Turns out the track we are on leads to his station… just 100m along is the gate. And this is the fourth time this year he’s had to get someone out of a ditch.

Noel grabs a snatch strap and a chain out the back of the ute and tries to attach it to the front of our motorhome. It’s too big. So he hops in his Nissan and drives up and on through the scrub we couldn’t attempt and comes out behind us.

“I’ll pull you out backwards, you get a good run up and plough through the sand, and keep going to the gate,” he says.

“Okay…” is all we can manage, not at all confident.

With sand spurting all over, we’re dragged out and on to hard ground. We charge towards the gate. But a disused railway line gets in the way. Bogged again.

This time, Noel has to go back home to grab a D-shackle to pull us out forwards.

But we’re not worried anymore. Our knight in thongs and shorts and riding his trusty, dusty steel steed is coming back to save us.

Between us and that gate are four more bog sites. The next tow takes us into his property and through four more gates that have to be open and closed. Each time we have to be dragged along.

Through a haze of dust with the sun setting behind old gums and enormous termite mounds, we finally make it to his house. His head is bleeding where he knocked it under the RV. But he won’t let me tend to it.

“Just out that last gate, take the road to the right and it’ll lead to the main road,” Noel says. “Larrimah is only about 5km down the road.”

This time it’s a good dirt road; solid and wide. 

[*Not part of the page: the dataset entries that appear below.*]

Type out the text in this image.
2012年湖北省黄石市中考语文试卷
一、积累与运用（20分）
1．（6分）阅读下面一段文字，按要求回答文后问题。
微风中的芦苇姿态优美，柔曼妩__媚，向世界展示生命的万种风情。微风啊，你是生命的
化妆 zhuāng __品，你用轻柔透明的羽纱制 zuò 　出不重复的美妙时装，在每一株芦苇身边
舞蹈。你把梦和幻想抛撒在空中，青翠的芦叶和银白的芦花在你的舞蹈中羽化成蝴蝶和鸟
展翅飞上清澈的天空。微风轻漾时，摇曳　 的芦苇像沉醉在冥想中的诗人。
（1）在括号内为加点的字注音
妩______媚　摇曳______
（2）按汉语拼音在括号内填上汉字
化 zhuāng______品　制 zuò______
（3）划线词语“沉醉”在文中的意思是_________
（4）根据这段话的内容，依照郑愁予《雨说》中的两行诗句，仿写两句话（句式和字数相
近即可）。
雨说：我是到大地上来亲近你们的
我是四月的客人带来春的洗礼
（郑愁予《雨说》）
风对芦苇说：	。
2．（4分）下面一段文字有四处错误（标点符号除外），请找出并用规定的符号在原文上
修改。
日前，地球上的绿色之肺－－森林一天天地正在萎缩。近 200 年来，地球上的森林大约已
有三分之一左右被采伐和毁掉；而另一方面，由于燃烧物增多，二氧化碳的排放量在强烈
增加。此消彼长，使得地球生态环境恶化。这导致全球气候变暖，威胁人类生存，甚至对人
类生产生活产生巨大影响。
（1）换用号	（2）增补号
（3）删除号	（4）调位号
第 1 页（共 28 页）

The ramshackle Larrimah Pub with its weird Pink Panther statue downing a beer has never looked so inviting. News has already reached the caravan park.

As he waved us off down the track, I’m sure he was shaking his head, grumbling about silly tourists. But he wouldn’t take more than a ‘thank you’.

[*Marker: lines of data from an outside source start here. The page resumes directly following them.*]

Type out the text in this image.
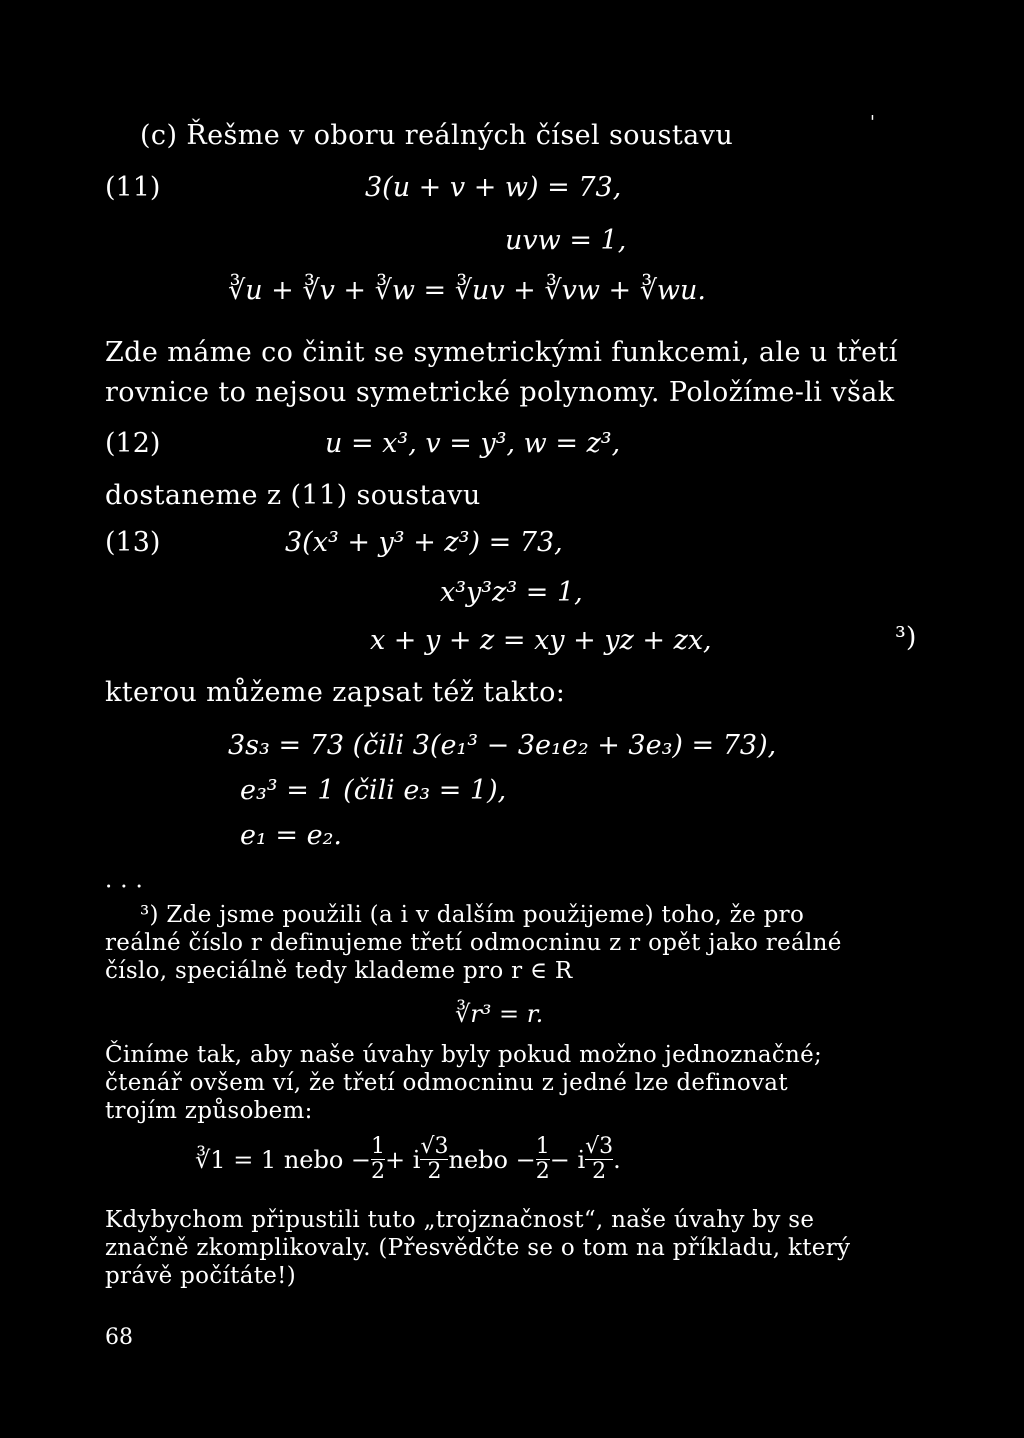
'
(c) Řešme v oboru reálných čísel soustavu
(11)	3(u + v + w) = 73,
uvw = 1,
∛u + ∛v + ∛w = ∛uv + ∛vw + ∛wu.
Zde máme co činit se symetrickými funkcemi, ale u třetí
rovnice to nejsou symetrické polynomy. Položíme-li však
(12)	u = x³, v = y³, w = z³,
dostaneme z (11) soustavu
(13)	3(x³ + y³ + z³) = 73,
x³y³z³ = 1,
x + y + z = xy + yz + zx,	³)
kterou můžeme zapsat též takto:
3s₃ = 73 (čili 3(e₁³ − 3e₁e₂ + 3e₃) = 73),
e₃³ = 1 (čili e₃ = 1),
e₁ = e₂.
· · ·
³) Zde jsme použili (a i v dalším použijeme) toho, že pro
reálné číslo r definujeme třetí odmocninu z r opět jako reálné
číslo, speciálně tedy klademe pro r ∈ R
∛r³ = r.
Činíme tak, aby naše úvahy byly pokud možno jednoznačné;
čtenář ovšem ví, že třetí odmocninu z jedné lze definovat
trojím způsobem:
∛1 = 1 nebo − $\frac{1}{2} + i \frac{√3}{2}$ nebo − $\frac{1}{2} - i \frac{√3}{2}$ .
Kdybychom připustili tuto „trojznačnost“, naše úvahy by se
značně zkomplikovaly. (Přesvědčte se o tom na příkladu, který
právě počítáte!)
68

We tried to give him the money the ‘recovery team’ wanted but he wouldn’t have a bar of it. He wouldn’t tell me his ‘local’ so I could leave a bar tab, or where he shopped so I could pay it forward.

He was just happy we were safe and driving away… far away.

As for that tourist sign, it was on the left-hand side of the road, making it look like we had to pull in to get to the historic No. 45 Hospital. But we missed the fact that it was cut roughly in the shape of an arrow pointing to a track on the other side of the highway.